With Baltimore's offense falling apart at the seams, its quarterback has proven he can be the cure-all.
An image of Lamar Jackson, both feet in the air, arm cocked in a modified Heisman pose as he prepared to burn a blitzing Chiefs defense with a sidearmed jump pass, is iconic and beautiful and perfectly emblematic of how singularly talented Jackson is. Or, if that didn’t do it for you, how about the time a quarter later when he sideways flipped into the end zone?
It was also, amid an 36-35 win over the Chiefs on Sunday night, the ideal summary of what the Baltimore Ravens are right now, as a team wholly dependent on one person’s magic (at least on offense), riding football’s razor edge each week hoping that his theatrics can keep pace with whatever the opponent is dealing back.
The brilliant part about Greg Roman and John Harbaugh’s vision for their post-Joe Flacco lives was that it gave them so much control for so long. The moment the Ravens began confronting defenses, first with their troika of tight ends, their gigantic fullback and their downhill running backs, was that it told the defenses what they were supposed to do in order to stop it. It dwindled their options down to one thing, one personnel grouping, one scheme with just a handful of calls, which Baltimore conveniently had the solution for.

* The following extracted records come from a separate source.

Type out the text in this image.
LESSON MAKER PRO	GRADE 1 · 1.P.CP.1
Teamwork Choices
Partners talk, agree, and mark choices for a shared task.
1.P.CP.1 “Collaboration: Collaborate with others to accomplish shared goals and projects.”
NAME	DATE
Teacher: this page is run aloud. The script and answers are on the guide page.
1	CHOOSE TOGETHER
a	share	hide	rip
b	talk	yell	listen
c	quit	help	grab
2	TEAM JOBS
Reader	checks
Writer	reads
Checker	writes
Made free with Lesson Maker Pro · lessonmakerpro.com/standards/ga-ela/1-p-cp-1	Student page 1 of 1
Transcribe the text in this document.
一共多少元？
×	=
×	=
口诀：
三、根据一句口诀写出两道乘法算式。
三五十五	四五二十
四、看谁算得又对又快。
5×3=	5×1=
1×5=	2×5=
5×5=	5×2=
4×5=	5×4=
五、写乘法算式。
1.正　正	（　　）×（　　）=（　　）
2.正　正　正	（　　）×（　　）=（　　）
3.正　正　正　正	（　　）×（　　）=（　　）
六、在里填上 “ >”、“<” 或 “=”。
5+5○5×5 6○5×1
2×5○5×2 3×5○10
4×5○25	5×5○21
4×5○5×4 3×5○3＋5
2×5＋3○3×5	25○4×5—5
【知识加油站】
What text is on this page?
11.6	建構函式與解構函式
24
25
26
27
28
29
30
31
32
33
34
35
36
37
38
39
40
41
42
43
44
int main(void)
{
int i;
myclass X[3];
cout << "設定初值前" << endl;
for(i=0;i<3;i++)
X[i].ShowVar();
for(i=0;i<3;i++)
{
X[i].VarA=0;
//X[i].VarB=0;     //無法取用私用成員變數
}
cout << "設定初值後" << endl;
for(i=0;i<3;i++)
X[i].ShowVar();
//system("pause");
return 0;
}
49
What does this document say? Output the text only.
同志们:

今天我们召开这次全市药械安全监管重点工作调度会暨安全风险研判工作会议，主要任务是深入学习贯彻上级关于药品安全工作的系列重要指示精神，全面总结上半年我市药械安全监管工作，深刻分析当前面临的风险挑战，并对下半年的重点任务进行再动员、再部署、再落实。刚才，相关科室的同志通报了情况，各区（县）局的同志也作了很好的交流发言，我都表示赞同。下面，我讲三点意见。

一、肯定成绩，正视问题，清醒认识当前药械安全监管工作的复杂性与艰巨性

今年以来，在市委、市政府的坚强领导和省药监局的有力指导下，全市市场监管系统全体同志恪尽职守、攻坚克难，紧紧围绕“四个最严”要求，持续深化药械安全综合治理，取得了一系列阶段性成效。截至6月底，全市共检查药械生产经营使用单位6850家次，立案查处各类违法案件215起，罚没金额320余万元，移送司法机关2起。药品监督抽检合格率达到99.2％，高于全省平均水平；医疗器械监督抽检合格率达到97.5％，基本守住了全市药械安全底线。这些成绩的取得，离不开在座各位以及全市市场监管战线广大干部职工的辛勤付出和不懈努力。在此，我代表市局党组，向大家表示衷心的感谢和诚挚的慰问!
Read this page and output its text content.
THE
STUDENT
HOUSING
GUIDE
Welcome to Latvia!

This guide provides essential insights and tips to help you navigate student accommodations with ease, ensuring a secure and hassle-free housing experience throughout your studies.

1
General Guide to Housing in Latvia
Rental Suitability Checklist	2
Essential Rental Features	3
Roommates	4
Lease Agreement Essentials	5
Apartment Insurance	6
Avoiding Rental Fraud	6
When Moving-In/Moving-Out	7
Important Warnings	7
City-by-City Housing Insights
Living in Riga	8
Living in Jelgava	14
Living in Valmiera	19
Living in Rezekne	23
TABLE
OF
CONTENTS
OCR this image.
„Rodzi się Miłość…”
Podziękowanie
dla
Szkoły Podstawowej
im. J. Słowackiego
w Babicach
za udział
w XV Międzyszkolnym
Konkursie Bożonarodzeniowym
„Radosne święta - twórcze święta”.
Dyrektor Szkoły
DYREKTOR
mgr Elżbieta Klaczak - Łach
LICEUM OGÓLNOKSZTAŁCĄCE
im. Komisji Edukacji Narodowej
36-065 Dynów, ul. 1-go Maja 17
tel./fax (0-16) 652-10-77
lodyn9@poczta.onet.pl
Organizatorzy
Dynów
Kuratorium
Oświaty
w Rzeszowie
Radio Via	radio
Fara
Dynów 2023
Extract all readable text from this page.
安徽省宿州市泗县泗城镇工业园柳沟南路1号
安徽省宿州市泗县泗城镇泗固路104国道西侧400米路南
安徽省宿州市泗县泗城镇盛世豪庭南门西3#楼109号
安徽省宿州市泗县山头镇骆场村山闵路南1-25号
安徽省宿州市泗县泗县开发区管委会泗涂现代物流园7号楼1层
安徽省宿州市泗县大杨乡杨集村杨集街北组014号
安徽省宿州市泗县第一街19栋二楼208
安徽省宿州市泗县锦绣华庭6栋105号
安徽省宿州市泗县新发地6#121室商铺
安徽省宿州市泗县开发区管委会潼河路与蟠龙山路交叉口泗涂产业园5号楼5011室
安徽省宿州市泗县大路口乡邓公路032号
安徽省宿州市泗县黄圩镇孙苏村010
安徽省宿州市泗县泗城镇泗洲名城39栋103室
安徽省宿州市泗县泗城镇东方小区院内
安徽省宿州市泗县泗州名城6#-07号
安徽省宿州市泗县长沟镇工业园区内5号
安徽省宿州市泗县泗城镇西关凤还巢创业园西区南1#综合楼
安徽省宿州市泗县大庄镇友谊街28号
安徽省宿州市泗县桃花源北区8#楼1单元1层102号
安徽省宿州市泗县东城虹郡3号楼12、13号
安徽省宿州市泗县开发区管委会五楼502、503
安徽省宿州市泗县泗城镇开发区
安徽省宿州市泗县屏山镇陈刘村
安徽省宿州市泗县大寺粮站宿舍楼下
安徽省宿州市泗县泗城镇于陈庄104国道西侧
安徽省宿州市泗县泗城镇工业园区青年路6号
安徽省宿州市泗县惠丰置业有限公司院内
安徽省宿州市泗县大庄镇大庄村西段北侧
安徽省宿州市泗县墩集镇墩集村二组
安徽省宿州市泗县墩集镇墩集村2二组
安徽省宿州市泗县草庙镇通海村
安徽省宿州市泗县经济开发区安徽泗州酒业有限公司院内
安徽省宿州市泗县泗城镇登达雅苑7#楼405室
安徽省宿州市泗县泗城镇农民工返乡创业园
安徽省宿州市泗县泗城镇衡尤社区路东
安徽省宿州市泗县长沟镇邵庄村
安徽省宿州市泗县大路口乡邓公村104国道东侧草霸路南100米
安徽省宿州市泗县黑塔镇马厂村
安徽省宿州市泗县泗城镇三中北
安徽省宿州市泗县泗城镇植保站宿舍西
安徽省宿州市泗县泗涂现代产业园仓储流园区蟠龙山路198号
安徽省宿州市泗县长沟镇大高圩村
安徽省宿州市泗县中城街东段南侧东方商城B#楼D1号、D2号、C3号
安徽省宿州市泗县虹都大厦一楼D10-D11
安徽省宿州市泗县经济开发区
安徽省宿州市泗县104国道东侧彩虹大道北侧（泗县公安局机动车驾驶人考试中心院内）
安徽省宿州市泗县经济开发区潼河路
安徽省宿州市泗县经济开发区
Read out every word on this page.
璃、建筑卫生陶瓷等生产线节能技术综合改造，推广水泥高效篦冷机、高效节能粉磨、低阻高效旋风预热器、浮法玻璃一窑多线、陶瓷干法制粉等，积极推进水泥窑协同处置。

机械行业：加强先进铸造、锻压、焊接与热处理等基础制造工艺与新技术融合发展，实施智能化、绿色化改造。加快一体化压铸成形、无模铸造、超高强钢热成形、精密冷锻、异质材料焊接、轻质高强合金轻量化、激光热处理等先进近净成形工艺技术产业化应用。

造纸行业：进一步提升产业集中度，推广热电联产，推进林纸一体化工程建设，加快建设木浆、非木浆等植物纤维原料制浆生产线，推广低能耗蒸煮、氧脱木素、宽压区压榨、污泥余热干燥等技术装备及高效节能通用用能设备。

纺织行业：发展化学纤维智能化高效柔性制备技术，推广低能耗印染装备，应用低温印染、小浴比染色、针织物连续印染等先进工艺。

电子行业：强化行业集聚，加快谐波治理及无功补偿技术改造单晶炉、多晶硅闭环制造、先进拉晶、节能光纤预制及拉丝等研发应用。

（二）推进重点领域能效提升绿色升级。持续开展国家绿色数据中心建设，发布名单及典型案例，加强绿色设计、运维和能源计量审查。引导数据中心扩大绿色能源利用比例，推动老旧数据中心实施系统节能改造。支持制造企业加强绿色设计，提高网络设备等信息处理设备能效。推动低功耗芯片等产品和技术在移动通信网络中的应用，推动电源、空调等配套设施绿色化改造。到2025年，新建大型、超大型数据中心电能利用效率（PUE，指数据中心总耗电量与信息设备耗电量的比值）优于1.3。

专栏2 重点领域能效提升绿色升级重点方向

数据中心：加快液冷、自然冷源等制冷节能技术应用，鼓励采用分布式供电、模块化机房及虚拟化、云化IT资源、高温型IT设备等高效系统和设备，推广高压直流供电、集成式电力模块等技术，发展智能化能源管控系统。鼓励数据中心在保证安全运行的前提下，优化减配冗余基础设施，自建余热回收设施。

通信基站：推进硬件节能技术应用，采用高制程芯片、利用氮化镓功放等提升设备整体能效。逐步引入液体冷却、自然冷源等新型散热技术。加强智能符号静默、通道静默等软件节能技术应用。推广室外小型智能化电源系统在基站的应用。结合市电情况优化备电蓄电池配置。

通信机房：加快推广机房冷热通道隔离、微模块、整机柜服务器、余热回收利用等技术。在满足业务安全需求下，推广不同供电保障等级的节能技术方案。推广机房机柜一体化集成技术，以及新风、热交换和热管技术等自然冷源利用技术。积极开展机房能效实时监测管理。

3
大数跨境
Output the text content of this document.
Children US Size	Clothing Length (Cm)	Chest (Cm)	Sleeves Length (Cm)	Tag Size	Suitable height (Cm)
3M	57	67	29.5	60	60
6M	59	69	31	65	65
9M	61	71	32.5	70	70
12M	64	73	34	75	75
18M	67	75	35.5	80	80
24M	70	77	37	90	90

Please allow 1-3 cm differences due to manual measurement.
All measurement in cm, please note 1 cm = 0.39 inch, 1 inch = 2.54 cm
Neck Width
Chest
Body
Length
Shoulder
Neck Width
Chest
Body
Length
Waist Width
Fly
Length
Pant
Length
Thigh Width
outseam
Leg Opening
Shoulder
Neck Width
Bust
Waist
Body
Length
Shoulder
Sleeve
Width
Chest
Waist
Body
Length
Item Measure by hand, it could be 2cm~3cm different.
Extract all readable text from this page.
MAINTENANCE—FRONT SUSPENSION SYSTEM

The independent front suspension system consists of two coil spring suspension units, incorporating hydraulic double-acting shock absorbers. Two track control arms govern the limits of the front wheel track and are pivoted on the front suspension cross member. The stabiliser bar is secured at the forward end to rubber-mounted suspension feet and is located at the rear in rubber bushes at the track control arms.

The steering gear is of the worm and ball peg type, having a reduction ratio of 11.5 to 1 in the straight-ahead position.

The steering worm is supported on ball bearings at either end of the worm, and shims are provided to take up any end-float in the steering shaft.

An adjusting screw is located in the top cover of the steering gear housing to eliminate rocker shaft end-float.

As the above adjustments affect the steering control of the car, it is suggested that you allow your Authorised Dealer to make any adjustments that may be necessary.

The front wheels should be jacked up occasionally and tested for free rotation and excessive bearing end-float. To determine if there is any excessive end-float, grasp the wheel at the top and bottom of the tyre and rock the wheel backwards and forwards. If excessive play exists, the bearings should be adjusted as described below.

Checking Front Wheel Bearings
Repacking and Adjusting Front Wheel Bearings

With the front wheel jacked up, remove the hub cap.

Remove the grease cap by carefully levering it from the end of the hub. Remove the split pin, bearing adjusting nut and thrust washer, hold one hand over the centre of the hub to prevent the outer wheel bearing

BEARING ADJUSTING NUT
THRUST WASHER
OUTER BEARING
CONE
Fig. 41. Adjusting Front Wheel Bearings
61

The beauty of the whole operation was that, outside of the transcendent star at quarterback, the ancillary pieces seemed somewhat replaceable. You can find a third tight end. You can get another running back. You can plug in a new guard here and there. For the time being, you have your pick of the litter at fullback, given that most teams still, confoundingly, aren’t drafting them to help diversify their offense. But when it all melts down, seemingly over the course of a few cursed practices, where do you go from there?
The offensive line takes time to gel and compensate for its weaker parts. The receiving corps, most of which is healing in an ice bath somewhere, are not deep enough to drift toward another scheme. And so there are moments when Jackson negates it all anyway, running this scheme salad and winning on downs that he has no conceivable business winning, juxtaposed against a few series later when he gets pummeled in the backfield while frantically scanning the field for some sliver of open space.
Until they regain some semblance of control, this is what their lives will be like. For the viewing public, it’s wonderful. Baltimore, over the past two weeks, has played in two of the most entertaining regular season football games of the last five years. Jackson, like Patrick Mahomes, can almost always ensure that his team is never completely out of a football game. On Sunday night, the Chiefs’ win probability spiked at 91.6% with a little over six minutes to play in the fourth quarter, with the league’s most potent offense holding an 11-point lead.
The victory should obviously show Jackson’s unshakable value as a franchise quarterback. While it may not always look like what the anonymous scouts and opportunistic, bias-bating members of the media searching for relevance might think it should look like, it’s producing victories. You can throw an interception that may be uncharacteristic of a more risk-averse quarterback if you have the knowledge that you can (and body of evidence to support) immediately eradicate whatever win probability dip it may have caused with some other herculean play. It’s winning games against some of the best teams in football. It’s ousting a conference foe that has been outpacing Baltimore for a few seasons now.
Baltimore will, by season’s end, look completely different than they do at this moment. They will inch closer to the battering ram unit they have historically been, only, perhaps, with a more complete group of receivers once first-round pick Rashod Bateman makes it back on the field. They cannot be less healthy than they are at this moment, and, as a result, are taxed trying to keep up with a stream of spot starters and rookies all taking on bigger roles than they were meant to.
Jackson, though, is constant. And what else could you possibly ask for in the absence of total control?